By Lisa Hunter, Rotary Club of Maidenhead Bridge, Berkshire, England
I am so proud to belong to an organization that empowers ordinary people to work together to make a difference in other people’s lives. Through the Rotary network, we come together to use our skills and knowledge to support each other and build up our communities.
Nowhere was this more apparent to me than at the beginning of the pandemic, when our community went into lockdown and people were isolated and shut in. My club formed a Community Response Team to mobilize a network of volunteers to do what we do best: support those who need help in difficult times.
In mid-March 2020, we set up a web portal where people could fill out a form and ask for our help with certain errands including shopping, picking up medication, or even walking their dogs. We also had volunteers who would call people who wanted someone to talk to. In addition, we supported 23 families referred to us either directly by local schools or through other charities, with weekly food parcels.
We launched a marketing campaign to get the message out including sending out press releases, conducting radio interviews, and posting notices around the community. We also knew we would need many volunteers, so we put together a robust volunteer management plan outlining what we expected of our volunteers, how they could protect themselves and the people we were helping, and where they could call to talk about any concerns or share their experiences. We established links to trained counselors to provide emotional support for volunteers if needed.
We ended up supporting more than 150 households working with other groups and charities in our communities and assembling a pool of 120 volunteers. Some of these were existing Rotary members, but the vast majority were people who responded to our call for help. We were able to perform more than 3,800 errands that equated to more than 6,500 volunteer hours.

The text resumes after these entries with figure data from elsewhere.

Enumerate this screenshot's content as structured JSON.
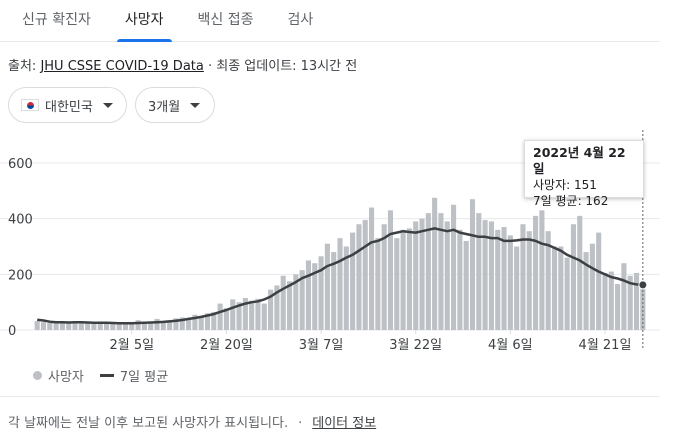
{
  "tabs": [
    {
      "label": "신규 확진자"
    },
    {
      "label": "사망자"
    },
    {
      "label": "백신 접종"
    },
    {
      "label": "검사"
    }
  ],
  "source": {
    "prefix": "출처: ",
    "link": "JHU CSSE COVID-19 Data",
    "suffix": " · 최종 업데이트: 13시간 전"
  },
  "filters": {
    "region": "대한민국",
    "range": "3개월"
  },
  "tooltip": {
    "date": "2022년 4월 22일",
    "deaths": "사망자: 151",
    "average": "7일 평균: 162"
  },
  "legend": {
    "bars": "사망자",
    "line": "7일 평균"
  },
  "footer": {
    "note": "각 날짜에는 전날 이후 보고된 사망자가 표시됩니다.",
    "separator": "·",
    "link": "데이터 정보"
  },
  "colors": {
    "bar": "#bdc1c6",
    "line": "#3c4043",
    "accent": "#1a73e8"
  },
  "chart_data": {
    "type": "bar",
    "y_ticks": [
      "600",
      "400",
      "200",
      "0"
    ],
    "ylim": [
      0,
      600
    ],
    "x_ticks": [
      {
        "label": "2월 5일",
        "index": 15
      },
      {
        "label": "2월 20일",
        "index": 30
      },
      {
        "label": "3월 7일",
        "index": 45
      },
      {
        "label": "3월 22일",
        "index": 60
      },
      {
        "label": "4월 6일",
        "index": 75
      },
      {
        "label": "4월 21일",
        "index": 90
      }
    ],
    "values": [
      32,
      28,
      25,
      30,
      28,
      26,
      30,
      29,
      27,
      26,
      28,
      25,
      26,
      24,
      23,
      25,
      35,
      28,
      30,
      40,
      32,
      35,
      42,
      45,
      38,
      55,
      48,
      60,
      65,
      95,
      78,
      110,
      100,
      115,
      105,
      112,
      95,
      145,
      160,
      195,
      175,
      200,
      215,
      250,
      240,
      265,
      310,
      280,
      330,
      300,
      350,
      380,
      395,
      440,
      330,
      380,
      430,
      330,
      360,
      365,
      390,
      400,
      420,
      475,
      420,
      390,
      450,
      360,
      320,
      470,
      420,
      395,
      390,
      360,
      370,
      340,
      300,
      380,
      355,
      410,
      430,
      355,
      300,
      300,
      260,
      380,
      410,
      280,
      310,
      350,
      205,
      210,
      165,
      240,
      195,
      205,
      151
    ],
    "series": [
      {
        "name": "7일 평균",
        "values": [
          37,
          34,
          30,
          28,
          28,
          27,
          28,
          28,
          27,
          26,
          26,
          26,
          25,
          24,
          24,
          24,
          25,
          26,
          27,
          28,
          29,
          31,
          33,
          36,
          40,
          43,
          47,
          52,
          57,
          65,
          72,
          80,
          88,
          95,
          100,
          103,
          110,
          120,
          135,
          148,
          160,
          172,
          186,
          195,
          205,
          215,
          230,
          238,
          248,
          260,
          270,
          285,
          300,
          315,
          320,
          330,
          345,
          350,
          355,
          352,
          350,
          355,
          360,
          365,
          360,
          355,
          360,
          350,
          345,
          340,
          335,
          335,
          330,
          330,
          320,
          320,
          322,
          325,
          325,
          320,
          310,
          305,
          295,
          285,
          270,
          260,
          250,
          235,
          222,
          210,
          200,
          190,
          185,
          178,
          168,
          164,
          162
        ]
      }
    ]
  }
}
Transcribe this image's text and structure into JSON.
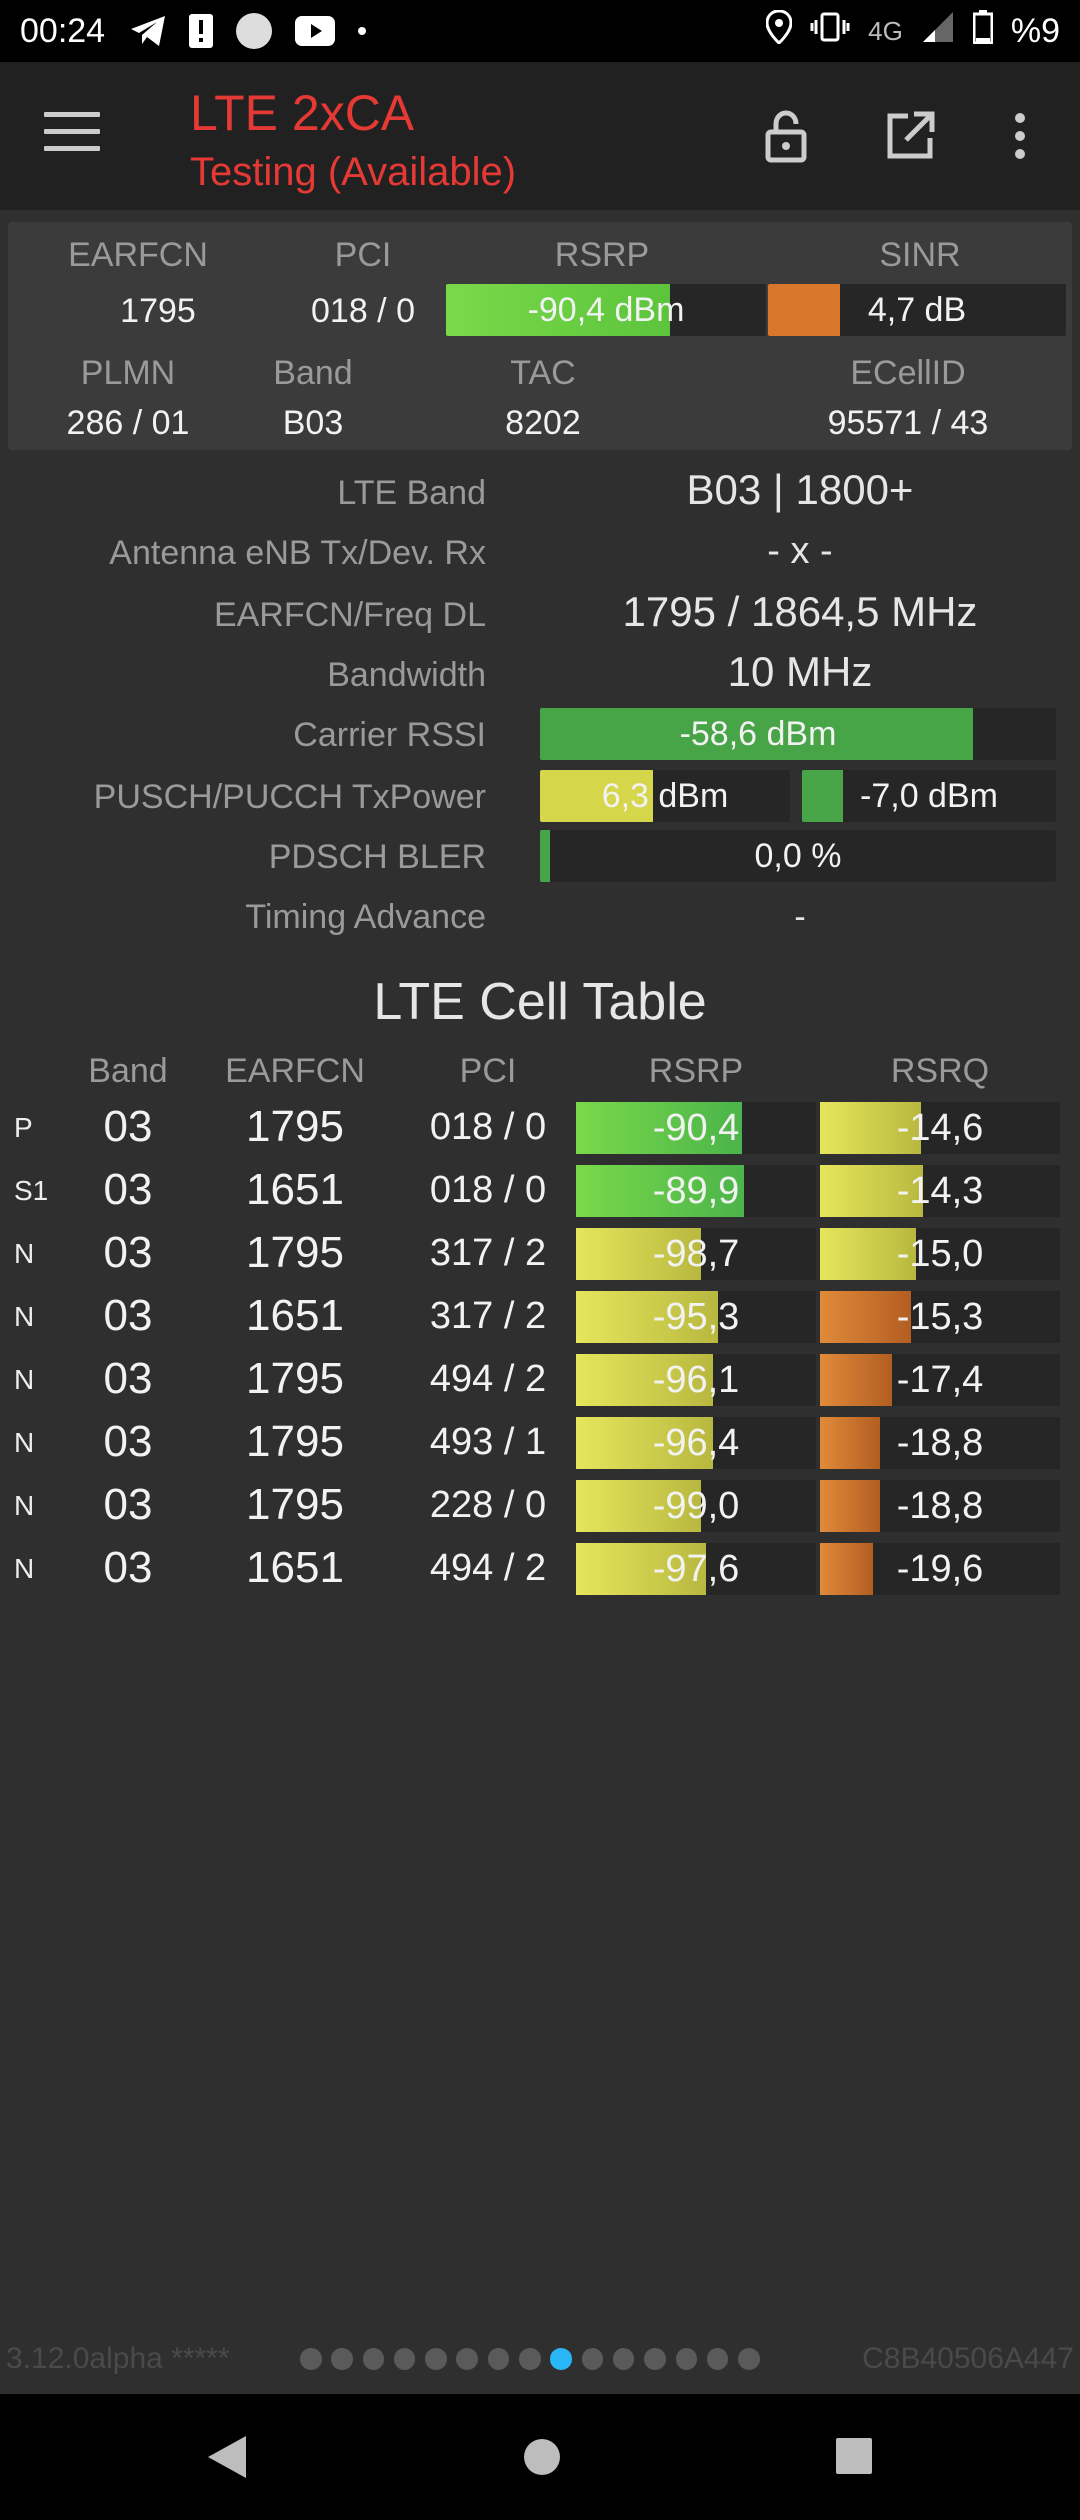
{
  "status_bar": {
    "time": "00:24",
    "network": "4G",
    "battery": "%9",
    "icons": [
      "telegram-icon",
      "alert-icon",
      "circle-icon",
      "youtube-icon",
      "dot-icon",
      "location-icon",
      "vibrate-icon",
      "signal-icon",
      "battery-icon"
    ]
  },
  "app_bar": {
    "title": "LTE 2xCA",
    "subtitle": "Testing (Available)",
    "icons": [
      "menu-icon",
      "lock-icon",
      "open-external-icon",
      "more-vert-icon"
    ]
  },
  "summary": {
    "headers": {
      "earfcn": "EARFCN",
      "pci": "PCI",
      "rsrp": "RSRP",
      "sinr": "SINR",
      "plmn": "PLMN",
      "band": "Band",
      "tac": "TAC",
      "ecellid": "ECellID"
    },
    "earfcn": "1795",
    "pci": "018 / 0",
    "rsrp": {
      "text": "-90,4 dBm",
      "fill": 0.7,
      "color": "#5cc43c"
    },
    "sinr": {
      "text": "4,7 dB",
      "fill": 0.24,
      "color": "#d9772d"
    },
    "plmn": "286 / 01",
    "band": "B03",
    "tac": "8202",
    "ecellid": "95571 / 43"
  },
  "details": {
    "lte_band": {
      "label": "LTE Band",
      "value": "B03 | 1800+"
    },
    "antenna": {
      "label": "Antenna eNB Tx/Dev. Rx",
      "value": "- x -"
    },
    "earfcn_freq": {
      "label": "EARFCN/Freq DL",
      "value": "1795 / 1864,5 MHz"
    },
    "bandwidth": {
      "label": "Bandwidth",
      "value": "10 MHz"
    },
    "carrier_rssi": {
      "label": "Carrier RSSI",
      "text": "-58,6 dBm",
      "fill": 0.84,
      "color": "#47a447"
    },
    "txpower": {
      "label": "PUSCH/PUCCH TxPower",
      "pusch_text": "6,3 dBm",
      "pusch_fill": 0.45,
      "pusch_color": "#d6d64a",
      "pucch_text": "-7,0 dBm",
      "pucch_fill": 0.16,
      "pucch_color": "#47a447"
    },
    "bler": {
      "label": "PDSCH BLER",
      "text": "0,0 %",
      "fill": 0.02,
      "color": "#47a447"
    },
    "timing_advance": {
      "label": "Timing Advance",
      "value": "-"
    }
  },
  "cell_table": {
    "title": "LTE Cell Table",
    "headers": [
      "Band",
      "EARFCN",
      "PCI",
      "RSRP",
      "RSRQ"
    ],
    "rows": [
      {
        "type": "P",
        "band": "03",
        "earfcn": "1795",
        "pci": "018 / 0",
        "rsrp": "-90,4",
        "rsrp_fill": 0.69,
        "rsrp_color": "green",
        "rsrq": "-14,6",
        "rsrq_fill": 0.42,
        "rsrq_color": "yellow"
      },
      {
        "type": "S1",
        "band": "03",
        "earfcn": "1651",
        "pci": "018 / 0",
        "rsrp": "-89,9",
        "rsrp_fill": 0.7,
        "rsrp_color": "green",
        "rsrq": "-14,3",
        "rsrq_fill": 0.43,
        "rsrq_color": "yellow"
      },
      {
        "type": "N",
        "band": "03",
        "earfcn": "1795",
        "pci": "317 / 2",
        "rsrp": "-98,7",
        "rsrp_fill": 0.52,
        "rsrp_color": "yellow",
        "rsrq": "-15,0",
        "rsrq_fill": 0.4,
        "rsrq_color": "yellow"
      },
      {
        "type": "N",
        "band": "03",
        "earfcn": "1651",
        "pci": "317 / 2",
        "rsrp": "-95,3",
        "rsrp_fill": 0.59,
        "rsrp_color": "yellow",
        "rsrq": "-15,3",
        "rsrq_fill": 0.38,
        "rsrq_color": "orange"
      },
      {
        "type": "N",
        "band": "03",
        "earfcn": "1795",
        "pci": "494 / 2",
        "rsrp": "-96,1",
        "rsrp_fill": 0.57,
        "rsrp_color": "yellow",
        "rsrq": "-17,4",
        "rsrq_fill": 0.3,
        "rsrq_color": "orange"
      },
      {
        "type": "N",
        "band": "03",
        "earfcn": "1795",
        "pci": "493 / 1",
        "rsrp": "-96,4",
        "rsrp_fill": 0.57,
        "rsrp_color": "yellow",
        "rsrq": "-18,8",
        "rsrq_fill": 0.25,
        "rsrq_color": "orange"
      },
      {
        "type": "N",
        "band": "03",
        "earfcn": "1795",
        "pci": "228 / 0",
        "rsrp": "-99,0",
        "rsrp_fill": 0.52,
        "rsrp_color": "yellow",
        "rsrq": "-18,8",
        "rsrq_fill": 0.25,
        "rsrq_color": "orange"
      },
      {
        "type": "N",
        "band": "03",
        "earfcn": "1651",
        "pci": "494 / 2",
        "rsrp": "-97,6",
        "rsrp_fill": 0.54,
        "rsrp_color": "yellow",
        "rsrq": "-19,6",
        "rsrq_fill": 0.22,
        "rsrq_color": "orange"
      }
    ]
  },
  "footer": {
    "version": "3.12.0alpha *****",
    "device_id": "C8B40506A447",
    "page_count": 15,
    "active_page": 8
  },
  "colors": {
    "green": "#5cc43c",
    "yellow": "#d8d84a",
    "orange": "#d9772d",
    "accent": "#e53935",
    "page_dot_active": "#29b6f6"
  },
  "nav_bar": {
    "icons": [
      "back-icon",
      "home-icon",
      "recents-icon"
    ]
  }
}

Club member Nisha Chettri helps deliver food to shut ins during the pandemic. Photo by Harrie Hayward
Our worry was that we would emerge from the lockdown and find that there had been people who hadn’t been able to get the food or help they needed. We wanted to make sure everybody had somebody to keep them supplied and looked after.
As part of the weekly food parcels, I went to the supermarket for 42 weeks conducting a mammoth shop for food, filling my car to the point where I couldn’t see out the rear-view mirror and then transforming my home into a mini supermarket. My daughter Chloe got involved and helped to create all the food parcels for our team of five delivery drivers to pick up.
To bring a bit of fun to the project, we also included special treats such as Easter Eggs for Easter, Christmas presents and sweet treats for the festive season, a pumpkin to carve at Halloween, pizza making kits and special baking kits that included a recipe and all the ingredients needed to make it.
I had one mom send me photos of her children making flapjacks using the recipe card and ingredients we’d included in their parcel one week. They looked so happy, but I did feel slightly guilty as they insisted on getting up at 6 a.m. to make them. Still, it showed how we were making a difference by providing cheer through tough circumstances.
As the children went back to school, we also included various items of stationery and cards wishing them well.
The last element of our plan included providing winter support grants to help struggling families pay their heating bills and giving them tools and information to manage their ongoing bills or reduce utility costs. One thing we have been mindful of during the whole project is ensuring sustainability. The last thing we want to do is pay off someone’s heating bill and have them be in the same position in a couple of months. This involved working with other charities to help families research better energy providers or referring some families to debt counselling services.
We were one of the first towns in the United Kingdom to set up mass vaccination clinics and once again we rallied our volunteers to help manage the lines, register people, and make them feel at ease as they came in for their shots. We had a separate team calling all those eligible for vaccination to encourage them to come in to be vaccinated.
Never in our wildest dreams did we think the project would become as big as it did, or that there would be so much need. But it was so rewarding to be there to help when people really needed us. I am immensely proud of my club’s efforts and believe the project demonstrated the power of Rotary to make a difference.
Editor’s Note: Lisa Hunter received the British Empire Medal for her work mobilizing her club’s response to families in need during the pandemic in Berkshire.